Afin de retranscrire efficacement les entretiens, j’ai utilisé un logiciel sur le Web, Turboscribe (https://turboscribe.ai/fr), qui permet d’importer des fichiers vocaux et de les retranscrire rapidement et gratuitement. J’ai ensuite relu les transcriptions tout en écoutant les enregistrements vocaux pour m’assurer qu’aucun mot n’a été oublié par le logiciel. Une fois les entretiens retranscrits proprement, j’ai annoté chaque réponse qui correspondait à une stratégie en mentionnant à la fin de la stratégie le numéro de la catégorie à laquelle elle correspondait (de 1 à 15). J’ai ensuite créé un fichier Excel sur lequel j’ai séparé les deux entretiens. J’ai créé une colonne pour chacun des six scénarios (S1 pour scénario 1, S2 pour scénario 2, etc.), une colonne pour la régularité de chaque stratégie (jugée de 1 à 4), et enfin une colonne pour la fréquence (combien de fois chaque stratégie est mentionnée par scénario). Il y avait donc 18 colonnes pour chaque entretien.
- Présentation des résultats
La fréquence d’utilisation pour chaque stratégie d’autorégulation sont présentées dans le tableau 1. Les données pour chacune des utilisations des stratégies sont présentées séparément pour chaque participante (P1 et P2[1]). Les moyennes (M) varient entre zéro et 1 parce que chaque catégorie a été notée de manière dichotomique (0 = n’est pas apparue dans l’un des 6 scénarios, 1 = est apparue au moins une fois dans l’un des six scénarios).
Tableau 1
Moyennes des stratégies d’apprentissage autorégulé selon leur utilisation.
Catégories de stratégies | P1 | P2 | M |
1. Auto-évaluation | 0 | 0 | 0 |
2. Organisation et transformation | 1 | 1 | 1 |
3. Fixation d’objectifs et planification | 1 | 1 | 1 |
4. Recherche d’informations | 1 | 1 | 1 |
5. Tenue de registres et suivi | 1 | 1 | 1 |
6. Structuration de l’environnement | 1 | 1 | 1 |
7. Conséquences personnelles | 0 | 1 | 0.5 |
8. Répétition et mémorisation | 0 | 1 | 0.5 |
9-11. Recherche d’aide sociale | 0 | 1 | 0.5 |
12-14. Examen des dossiers | 1 | 0 | 0.5 |
15. Autres | 1 | 0 | 0.5 |
Toutes les stratégies ont été mentionnées au moins une fois, à l’exception de la stratégie n°1, l’auto-évaluation, qui n’apparait chez aucune des participantes. Les stratégies 2,3,4,5,6 ont été mentionnées par les deux participantes. Les stratégies 7,8 et 9 sont apparues chez la deuxième participante seulement, et les stratégies 13 et 15 chez la première seulement.

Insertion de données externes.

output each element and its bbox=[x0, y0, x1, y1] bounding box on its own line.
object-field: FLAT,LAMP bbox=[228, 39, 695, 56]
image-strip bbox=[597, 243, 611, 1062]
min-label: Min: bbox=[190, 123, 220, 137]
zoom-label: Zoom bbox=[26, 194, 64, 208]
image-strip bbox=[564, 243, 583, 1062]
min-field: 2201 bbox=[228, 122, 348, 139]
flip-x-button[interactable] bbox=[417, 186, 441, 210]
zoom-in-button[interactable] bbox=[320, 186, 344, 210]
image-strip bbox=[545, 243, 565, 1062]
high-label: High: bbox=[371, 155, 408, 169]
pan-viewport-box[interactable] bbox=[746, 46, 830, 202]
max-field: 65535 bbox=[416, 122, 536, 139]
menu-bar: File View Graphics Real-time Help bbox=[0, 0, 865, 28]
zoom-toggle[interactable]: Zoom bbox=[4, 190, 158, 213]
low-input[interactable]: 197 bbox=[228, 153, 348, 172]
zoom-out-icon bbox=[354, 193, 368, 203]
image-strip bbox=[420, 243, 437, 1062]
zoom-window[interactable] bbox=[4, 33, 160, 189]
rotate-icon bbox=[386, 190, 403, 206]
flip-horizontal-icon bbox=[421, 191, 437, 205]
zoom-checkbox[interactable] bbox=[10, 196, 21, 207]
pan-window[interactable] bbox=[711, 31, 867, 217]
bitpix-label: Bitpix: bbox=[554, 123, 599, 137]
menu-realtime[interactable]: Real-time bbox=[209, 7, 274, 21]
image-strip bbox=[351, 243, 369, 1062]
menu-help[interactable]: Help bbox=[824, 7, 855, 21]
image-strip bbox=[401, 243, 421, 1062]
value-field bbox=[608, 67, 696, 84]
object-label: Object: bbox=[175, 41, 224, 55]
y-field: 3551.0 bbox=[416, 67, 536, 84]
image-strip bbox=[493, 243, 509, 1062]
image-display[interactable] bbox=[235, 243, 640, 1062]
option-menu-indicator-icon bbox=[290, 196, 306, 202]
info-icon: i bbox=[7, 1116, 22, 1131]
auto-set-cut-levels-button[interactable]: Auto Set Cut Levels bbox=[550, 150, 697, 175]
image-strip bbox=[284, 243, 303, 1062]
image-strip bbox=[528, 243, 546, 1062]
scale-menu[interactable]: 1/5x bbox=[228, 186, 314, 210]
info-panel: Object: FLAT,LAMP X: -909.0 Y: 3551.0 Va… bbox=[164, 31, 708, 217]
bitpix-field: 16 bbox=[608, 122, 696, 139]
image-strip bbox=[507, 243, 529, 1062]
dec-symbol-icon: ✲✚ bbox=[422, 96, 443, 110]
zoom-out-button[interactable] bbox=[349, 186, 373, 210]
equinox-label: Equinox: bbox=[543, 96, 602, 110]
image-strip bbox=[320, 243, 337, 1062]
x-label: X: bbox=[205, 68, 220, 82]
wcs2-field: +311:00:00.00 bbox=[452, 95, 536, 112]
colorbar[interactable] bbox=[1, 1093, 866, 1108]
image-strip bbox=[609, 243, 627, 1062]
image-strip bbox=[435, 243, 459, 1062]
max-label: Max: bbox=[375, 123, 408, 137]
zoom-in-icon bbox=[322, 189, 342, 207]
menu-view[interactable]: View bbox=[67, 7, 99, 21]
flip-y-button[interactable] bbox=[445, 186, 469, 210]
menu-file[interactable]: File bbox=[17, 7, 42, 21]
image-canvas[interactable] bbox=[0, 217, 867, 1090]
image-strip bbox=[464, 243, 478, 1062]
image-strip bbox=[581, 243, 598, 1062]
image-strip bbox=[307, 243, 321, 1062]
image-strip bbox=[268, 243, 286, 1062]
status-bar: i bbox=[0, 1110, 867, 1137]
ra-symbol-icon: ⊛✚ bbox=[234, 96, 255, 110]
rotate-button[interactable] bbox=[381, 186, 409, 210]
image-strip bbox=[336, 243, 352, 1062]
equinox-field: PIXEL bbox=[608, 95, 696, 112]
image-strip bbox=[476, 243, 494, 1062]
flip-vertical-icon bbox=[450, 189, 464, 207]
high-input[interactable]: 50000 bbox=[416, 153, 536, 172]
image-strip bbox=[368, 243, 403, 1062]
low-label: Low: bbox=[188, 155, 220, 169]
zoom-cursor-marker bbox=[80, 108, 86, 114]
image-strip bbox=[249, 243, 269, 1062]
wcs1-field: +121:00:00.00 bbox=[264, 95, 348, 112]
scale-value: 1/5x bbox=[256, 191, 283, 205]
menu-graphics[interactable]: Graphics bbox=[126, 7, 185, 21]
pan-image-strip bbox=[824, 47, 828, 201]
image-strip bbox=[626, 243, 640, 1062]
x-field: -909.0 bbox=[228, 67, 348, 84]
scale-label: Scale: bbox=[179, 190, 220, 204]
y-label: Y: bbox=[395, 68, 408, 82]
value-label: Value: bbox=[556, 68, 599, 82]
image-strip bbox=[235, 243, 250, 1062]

Chez la première participante (P1), la stratégie la plus mentionnée au travers des scénarios est la stratégie 15 (autres). Cette dernière a été comptabilisé 6x en tout. La plupart du temps, il était mention de procrastination (4x) ou d’auto-questionnement (2x) sur ce que l’enseignant pourrait attendre des étudiant-e-s en vue d’un examen. Ces stratégies ne figurent pas dans le tableau des catégories et ont donc été répertoriées comme « autres ». Les autres stratégies les plus mentionnées chez cette participante sont les stratégies 2,3,5 et 6 (2x chacune). Les stratégies 4 et 13 ont été mentionnées une fois seulement. La plupart de ces stratégies ont été jugées être utilisées entre fréquemment et la plupart du temps, à l’exception de la stratégie 9 (recherche d’aide de ses pairs) qui a été estimée à une utilisation rare.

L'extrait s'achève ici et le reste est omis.